In the United States, the Identity Theft and Assumption Deterrence Act specifically covers identity-related crime, albeit largely restricted to identity ‘theft’. This penalises anyone who ‘knowingly transfers or uses, without lawful authority, a means of identification of another person with the intent to commit, or to aid or abet, any unlawful activity that constitutes a violation of Federal law, or that constitutes a felony under any applicable State or local law.’
In European countries, there is – to our knowledge – no specific criminal provision targeting identity ‘theft’ or identity fraud as such (cf., Koops 2005), nor do the Council of Europe’s Convention on Cybercrime or the EU Framework Decision on attacks against information systems contain identity-specific crimes.
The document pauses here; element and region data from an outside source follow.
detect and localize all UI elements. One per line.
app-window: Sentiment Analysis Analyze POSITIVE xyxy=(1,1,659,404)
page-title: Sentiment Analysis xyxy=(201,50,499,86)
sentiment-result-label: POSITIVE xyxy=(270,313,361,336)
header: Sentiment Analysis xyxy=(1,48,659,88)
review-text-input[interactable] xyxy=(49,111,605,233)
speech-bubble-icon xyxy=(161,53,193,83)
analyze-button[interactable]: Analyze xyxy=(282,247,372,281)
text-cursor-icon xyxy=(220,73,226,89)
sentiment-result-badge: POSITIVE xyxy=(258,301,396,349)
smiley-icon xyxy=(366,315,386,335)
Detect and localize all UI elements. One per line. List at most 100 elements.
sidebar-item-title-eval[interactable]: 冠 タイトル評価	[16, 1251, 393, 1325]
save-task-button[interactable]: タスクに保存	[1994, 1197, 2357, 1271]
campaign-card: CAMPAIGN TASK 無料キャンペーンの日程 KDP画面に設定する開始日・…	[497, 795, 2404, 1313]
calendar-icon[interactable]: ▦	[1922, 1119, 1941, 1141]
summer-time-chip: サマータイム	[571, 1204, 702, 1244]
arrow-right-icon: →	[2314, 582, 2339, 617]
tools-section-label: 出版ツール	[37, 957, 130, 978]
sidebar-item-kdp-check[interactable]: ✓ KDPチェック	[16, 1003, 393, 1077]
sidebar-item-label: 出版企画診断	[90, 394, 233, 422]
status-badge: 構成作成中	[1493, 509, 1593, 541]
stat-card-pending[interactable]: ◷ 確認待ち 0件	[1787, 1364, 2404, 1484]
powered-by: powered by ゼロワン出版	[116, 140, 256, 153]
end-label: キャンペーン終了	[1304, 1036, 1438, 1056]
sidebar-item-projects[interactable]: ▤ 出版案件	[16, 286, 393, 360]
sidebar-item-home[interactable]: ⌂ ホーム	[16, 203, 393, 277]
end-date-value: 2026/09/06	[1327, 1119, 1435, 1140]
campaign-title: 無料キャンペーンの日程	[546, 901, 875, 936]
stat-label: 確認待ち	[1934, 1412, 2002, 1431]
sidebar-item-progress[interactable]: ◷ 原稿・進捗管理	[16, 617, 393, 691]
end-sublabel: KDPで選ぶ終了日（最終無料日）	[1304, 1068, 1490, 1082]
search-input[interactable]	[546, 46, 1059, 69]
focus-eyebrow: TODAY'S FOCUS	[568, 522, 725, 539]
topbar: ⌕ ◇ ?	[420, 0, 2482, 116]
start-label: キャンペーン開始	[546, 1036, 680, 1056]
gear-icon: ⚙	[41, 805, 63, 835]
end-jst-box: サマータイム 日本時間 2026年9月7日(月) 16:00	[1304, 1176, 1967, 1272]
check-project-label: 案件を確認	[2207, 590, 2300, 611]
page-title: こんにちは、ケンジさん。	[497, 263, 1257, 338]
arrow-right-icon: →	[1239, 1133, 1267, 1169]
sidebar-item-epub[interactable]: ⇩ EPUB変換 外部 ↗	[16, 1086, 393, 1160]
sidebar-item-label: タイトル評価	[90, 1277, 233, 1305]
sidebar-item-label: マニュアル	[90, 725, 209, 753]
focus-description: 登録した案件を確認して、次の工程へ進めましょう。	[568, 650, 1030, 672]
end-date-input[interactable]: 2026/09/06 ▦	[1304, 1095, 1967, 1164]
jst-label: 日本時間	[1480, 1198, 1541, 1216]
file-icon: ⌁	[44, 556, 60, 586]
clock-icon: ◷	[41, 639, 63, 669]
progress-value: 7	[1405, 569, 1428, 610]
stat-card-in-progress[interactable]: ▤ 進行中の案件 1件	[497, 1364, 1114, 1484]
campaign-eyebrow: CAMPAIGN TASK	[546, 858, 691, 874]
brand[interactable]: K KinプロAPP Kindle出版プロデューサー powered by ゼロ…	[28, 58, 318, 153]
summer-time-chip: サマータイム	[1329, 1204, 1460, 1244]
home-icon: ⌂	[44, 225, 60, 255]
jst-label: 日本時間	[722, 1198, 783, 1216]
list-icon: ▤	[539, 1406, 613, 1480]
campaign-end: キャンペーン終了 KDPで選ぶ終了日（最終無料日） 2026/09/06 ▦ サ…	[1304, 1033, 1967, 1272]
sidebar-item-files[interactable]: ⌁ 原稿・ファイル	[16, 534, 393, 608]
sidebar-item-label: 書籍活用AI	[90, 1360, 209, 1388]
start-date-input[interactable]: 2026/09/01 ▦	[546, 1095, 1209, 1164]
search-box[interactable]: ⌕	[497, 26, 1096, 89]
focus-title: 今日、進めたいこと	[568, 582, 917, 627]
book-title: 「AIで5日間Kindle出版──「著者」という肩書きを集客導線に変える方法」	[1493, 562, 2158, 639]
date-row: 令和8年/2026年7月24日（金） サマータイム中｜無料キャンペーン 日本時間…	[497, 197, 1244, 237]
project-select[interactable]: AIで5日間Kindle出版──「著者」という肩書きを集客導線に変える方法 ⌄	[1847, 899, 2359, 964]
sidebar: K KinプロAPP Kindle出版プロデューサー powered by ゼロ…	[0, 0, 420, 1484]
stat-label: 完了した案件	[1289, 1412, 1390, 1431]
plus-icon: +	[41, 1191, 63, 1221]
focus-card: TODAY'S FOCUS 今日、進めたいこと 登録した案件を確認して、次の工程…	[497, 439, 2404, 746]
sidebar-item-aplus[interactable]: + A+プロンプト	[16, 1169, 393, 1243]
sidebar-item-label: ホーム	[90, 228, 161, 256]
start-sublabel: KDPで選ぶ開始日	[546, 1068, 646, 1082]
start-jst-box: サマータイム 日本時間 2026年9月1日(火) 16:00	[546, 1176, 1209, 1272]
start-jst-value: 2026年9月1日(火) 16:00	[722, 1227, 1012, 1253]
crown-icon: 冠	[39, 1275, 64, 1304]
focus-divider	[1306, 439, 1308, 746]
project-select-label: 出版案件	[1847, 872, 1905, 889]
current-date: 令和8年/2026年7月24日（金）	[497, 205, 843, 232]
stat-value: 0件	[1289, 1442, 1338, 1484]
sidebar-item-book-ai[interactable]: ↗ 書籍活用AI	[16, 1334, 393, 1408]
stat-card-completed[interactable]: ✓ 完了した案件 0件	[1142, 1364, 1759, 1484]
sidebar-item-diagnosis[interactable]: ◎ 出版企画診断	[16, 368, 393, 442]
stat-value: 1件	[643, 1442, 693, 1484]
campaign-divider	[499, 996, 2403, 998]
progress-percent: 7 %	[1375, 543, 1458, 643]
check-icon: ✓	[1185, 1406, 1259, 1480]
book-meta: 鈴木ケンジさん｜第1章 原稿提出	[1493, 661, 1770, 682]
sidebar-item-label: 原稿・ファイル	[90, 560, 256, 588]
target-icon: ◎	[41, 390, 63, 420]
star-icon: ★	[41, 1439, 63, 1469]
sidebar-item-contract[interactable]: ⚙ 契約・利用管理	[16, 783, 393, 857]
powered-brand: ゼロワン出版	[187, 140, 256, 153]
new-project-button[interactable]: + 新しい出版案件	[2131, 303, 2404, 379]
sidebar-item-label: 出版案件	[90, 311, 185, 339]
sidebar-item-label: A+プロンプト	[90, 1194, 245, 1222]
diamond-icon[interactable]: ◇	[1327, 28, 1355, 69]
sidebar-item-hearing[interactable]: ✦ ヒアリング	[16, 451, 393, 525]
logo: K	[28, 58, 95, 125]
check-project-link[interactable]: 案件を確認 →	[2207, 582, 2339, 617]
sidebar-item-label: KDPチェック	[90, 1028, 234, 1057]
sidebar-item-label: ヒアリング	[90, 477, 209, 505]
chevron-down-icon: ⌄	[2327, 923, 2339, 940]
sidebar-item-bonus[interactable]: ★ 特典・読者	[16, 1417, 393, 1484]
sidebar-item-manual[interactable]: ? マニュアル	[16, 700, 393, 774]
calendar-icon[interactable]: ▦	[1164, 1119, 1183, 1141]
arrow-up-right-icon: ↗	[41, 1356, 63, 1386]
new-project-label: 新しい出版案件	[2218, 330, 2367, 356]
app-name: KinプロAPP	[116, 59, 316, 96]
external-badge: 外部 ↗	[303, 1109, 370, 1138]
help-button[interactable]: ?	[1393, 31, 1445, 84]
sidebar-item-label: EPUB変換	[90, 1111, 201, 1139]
Some countries do have special provisions targeting specific subcategories of identity-related crime, such as deletion or forgery of official identity documents, but a general criminalisation of identity ‘theft’, identity fraud, or other types of identity-related crime is absent. Instead, countries largely rely on non-identity-specific, and often traditional, criminal provisions, such as fraud, forgery, data damage, illegal access to data, or imposture.
A major distinction in a legal categorisation of identity-related crime, then, is identity-specific versus identity-neutral crimes. Within identity-neutral crimes, major subdivisions can be made between criminal, civil, and administrative law, and between specific provisions, like fraud, and general provisions, such as aiding and abetting. This leads us to the following overview. [See Figure 4 in Appendix]
This is a tentative, not-exhaustive categorisation – it is not easy to create a definitive categorisation for legal provisions, since there is no international standard or relevant treaty and since provisions differ from country to country. Nevertheless, the basic distinctions in this categorisation are relevant for all countries, and many of the identity-neutral types will feature in most countries’ legislation. As such, the categorisation can be used by countries to detect potential gaps in their legislation with respect to identity-related crime.